His past projects had more empathetic strains, like "Death Bear," from 2009, where he came to people's homes dressed in a bear costume and offered to cart away and stow things for them that triggered painful memories, like love letters from an ex.

This time, Hill said he wanted to "do the complete opposite and just be a villain."  He wanted his actions to be one of those "little things that messes up your whole day," he said.

He's planning to perform the piece twice a week on the Upper East Side, until he's recognized.

"Maybe I'll do it until the first person says, 'Hey, buddy. F--- you!," Hill said.
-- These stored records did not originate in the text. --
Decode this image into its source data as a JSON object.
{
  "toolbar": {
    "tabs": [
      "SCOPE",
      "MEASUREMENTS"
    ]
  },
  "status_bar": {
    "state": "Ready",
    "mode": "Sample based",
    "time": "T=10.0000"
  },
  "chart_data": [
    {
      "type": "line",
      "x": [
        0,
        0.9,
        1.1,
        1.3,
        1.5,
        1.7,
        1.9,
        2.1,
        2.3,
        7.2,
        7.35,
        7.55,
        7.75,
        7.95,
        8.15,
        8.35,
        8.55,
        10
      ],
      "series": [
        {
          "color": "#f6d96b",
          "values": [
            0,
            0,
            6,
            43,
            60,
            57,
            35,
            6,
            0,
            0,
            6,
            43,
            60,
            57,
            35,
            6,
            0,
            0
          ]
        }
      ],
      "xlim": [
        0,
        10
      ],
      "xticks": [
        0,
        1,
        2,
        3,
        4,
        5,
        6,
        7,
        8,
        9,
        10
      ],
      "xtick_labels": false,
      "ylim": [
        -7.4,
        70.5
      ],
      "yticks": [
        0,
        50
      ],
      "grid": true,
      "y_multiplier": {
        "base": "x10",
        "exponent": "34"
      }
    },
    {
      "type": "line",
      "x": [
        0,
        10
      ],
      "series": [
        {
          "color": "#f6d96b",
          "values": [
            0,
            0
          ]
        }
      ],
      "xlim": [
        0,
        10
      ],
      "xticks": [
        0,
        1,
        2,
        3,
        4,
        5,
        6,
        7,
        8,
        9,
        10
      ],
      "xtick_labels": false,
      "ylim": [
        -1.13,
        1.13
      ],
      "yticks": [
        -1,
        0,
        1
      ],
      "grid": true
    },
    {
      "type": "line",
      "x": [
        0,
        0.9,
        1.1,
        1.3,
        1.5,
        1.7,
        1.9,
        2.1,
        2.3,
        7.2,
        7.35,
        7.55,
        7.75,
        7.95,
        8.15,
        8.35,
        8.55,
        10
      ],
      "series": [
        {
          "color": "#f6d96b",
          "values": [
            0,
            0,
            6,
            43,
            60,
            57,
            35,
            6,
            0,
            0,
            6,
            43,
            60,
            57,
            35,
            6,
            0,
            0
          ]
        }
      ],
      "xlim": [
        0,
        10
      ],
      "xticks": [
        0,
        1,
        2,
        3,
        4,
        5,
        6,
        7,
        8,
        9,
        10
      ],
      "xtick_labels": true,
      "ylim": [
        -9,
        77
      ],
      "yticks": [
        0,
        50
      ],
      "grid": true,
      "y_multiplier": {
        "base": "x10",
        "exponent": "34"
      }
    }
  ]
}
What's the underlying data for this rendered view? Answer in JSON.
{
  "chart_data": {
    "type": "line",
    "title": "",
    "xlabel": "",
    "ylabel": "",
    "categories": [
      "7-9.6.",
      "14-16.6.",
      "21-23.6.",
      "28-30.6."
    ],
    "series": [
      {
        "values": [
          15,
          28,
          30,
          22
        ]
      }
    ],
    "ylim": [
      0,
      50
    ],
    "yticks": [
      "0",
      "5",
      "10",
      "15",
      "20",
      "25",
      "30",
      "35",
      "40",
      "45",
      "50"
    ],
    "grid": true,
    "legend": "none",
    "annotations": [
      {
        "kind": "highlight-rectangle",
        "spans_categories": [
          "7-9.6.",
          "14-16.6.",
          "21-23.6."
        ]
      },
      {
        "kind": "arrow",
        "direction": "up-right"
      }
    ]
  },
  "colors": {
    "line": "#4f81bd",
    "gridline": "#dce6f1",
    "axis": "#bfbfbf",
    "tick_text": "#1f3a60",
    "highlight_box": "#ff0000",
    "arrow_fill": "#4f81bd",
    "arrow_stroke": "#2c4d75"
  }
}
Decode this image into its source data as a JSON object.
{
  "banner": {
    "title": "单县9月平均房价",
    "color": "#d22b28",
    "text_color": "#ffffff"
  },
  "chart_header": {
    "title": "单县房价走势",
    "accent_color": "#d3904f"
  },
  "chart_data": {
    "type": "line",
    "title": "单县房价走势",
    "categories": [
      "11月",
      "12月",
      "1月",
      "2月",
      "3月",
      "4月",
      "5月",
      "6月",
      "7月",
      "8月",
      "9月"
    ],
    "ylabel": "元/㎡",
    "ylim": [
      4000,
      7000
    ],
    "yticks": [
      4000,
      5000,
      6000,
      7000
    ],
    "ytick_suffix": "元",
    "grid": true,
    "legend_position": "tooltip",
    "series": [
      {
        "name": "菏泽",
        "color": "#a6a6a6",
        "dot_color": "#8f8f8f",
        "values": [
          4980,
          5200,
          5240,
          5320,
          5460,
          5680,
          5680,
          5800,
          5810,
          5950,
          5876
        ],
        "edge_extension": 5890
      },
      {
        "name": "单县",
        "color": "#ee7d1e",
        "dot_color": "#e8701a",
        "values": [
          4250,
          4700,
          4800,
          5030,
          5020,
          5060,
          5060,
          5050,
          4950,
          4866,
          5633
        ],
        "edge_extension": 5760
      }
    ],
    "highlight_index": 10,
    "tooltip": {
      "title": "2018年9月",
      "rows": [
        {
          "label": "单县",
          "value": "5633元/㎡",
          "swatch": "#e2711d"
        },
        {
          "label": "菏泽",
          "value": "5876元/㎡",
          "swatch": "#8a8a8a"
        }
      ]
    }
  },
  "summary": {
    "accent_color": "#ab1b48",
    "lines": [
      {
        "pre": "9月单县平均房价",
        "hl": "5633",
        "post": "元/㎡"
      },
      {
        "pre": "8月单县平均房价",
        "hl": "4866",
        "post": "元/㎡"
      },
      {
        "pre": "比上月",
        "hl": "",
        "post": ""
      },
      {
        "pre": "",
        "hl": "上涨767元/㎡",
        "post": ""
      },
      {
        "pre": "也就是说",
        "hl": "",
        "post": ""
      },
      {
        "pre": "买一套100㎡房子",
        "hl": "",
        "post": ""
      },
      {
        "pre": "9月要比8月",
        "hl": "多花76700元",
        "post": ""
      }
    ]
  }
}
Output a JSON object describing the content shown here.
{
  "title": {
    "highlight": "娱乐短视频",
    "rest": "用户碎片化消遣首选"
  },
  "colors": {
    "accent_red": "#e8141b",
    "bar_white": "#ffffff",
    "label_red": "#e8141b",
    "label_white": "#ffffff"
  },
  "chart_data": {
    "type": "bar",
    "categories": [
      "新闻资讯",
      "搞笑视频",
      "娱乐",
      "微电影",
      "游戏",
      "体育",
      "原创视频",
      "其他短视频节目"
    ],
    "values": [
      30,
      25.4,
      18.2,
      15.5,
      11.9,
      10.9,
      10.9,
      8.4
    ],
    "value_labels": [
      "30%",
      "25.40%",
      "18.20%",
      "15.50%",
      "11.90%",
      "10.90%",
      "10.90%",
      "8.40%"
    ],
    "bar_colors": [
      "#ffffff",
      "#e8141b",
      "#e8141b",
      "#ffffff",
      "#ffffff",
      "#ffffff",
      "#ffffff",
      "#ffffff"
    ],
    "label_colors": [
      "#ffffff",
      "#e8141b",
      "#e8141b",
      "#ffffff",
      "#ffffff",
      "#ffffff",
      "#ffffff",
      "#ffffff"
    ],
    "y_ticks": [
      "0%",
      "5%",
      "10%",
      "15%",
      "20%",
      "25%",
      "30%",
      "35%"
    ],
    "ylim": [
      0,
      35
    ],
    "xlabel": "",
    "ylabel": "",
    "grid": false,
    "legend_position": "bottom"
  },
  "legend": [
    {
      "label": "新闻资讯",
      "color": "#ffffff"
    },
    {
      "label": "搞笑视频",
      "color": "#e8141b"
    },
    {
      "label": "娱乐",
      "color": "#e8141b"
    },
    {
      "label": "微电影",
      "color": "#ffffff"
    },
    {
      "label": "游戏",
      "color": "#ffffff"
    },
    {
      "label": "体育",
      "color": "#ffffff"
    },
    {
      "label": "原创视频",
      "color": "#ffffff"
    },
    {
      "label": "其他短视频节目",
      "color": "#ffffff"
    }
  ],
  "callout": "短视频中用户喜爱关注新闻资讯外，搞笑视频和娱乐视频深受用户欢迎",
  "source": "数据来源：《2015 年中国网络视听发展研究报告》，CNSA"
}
Hill said he didn't want to do the project in Harlem, where he lives, because he felt throwing burgers in a lower-income neighborhood would have different connotations than doing it on the Upper East Side, which is home to among New York City's wealthiest zip codes.  (He also tries to avoid throwing burgers to homeless people, he added.)

He also didn't want to do the project in Brooklyn, where he said he had his biggest audience from previous pieces.

"I need a new challenge," Hill said. "I need to branch out to a new audience."

He initially expected that curious passersby would be happy at the offer of free cheeseburgers, but has found that many pedestrians are skeptics. Drivers, on the other hand, whizzing by his bike, often shout for a burger.

Hill, however, is too afraid to give them anything.

"I don't want to do that because they can chase me down with their car," he said.

Nate Hill's next cheeseburger performance is expected to take place on July 5 at 8 p.m., in the area of East 72nd Street and Third Avenue.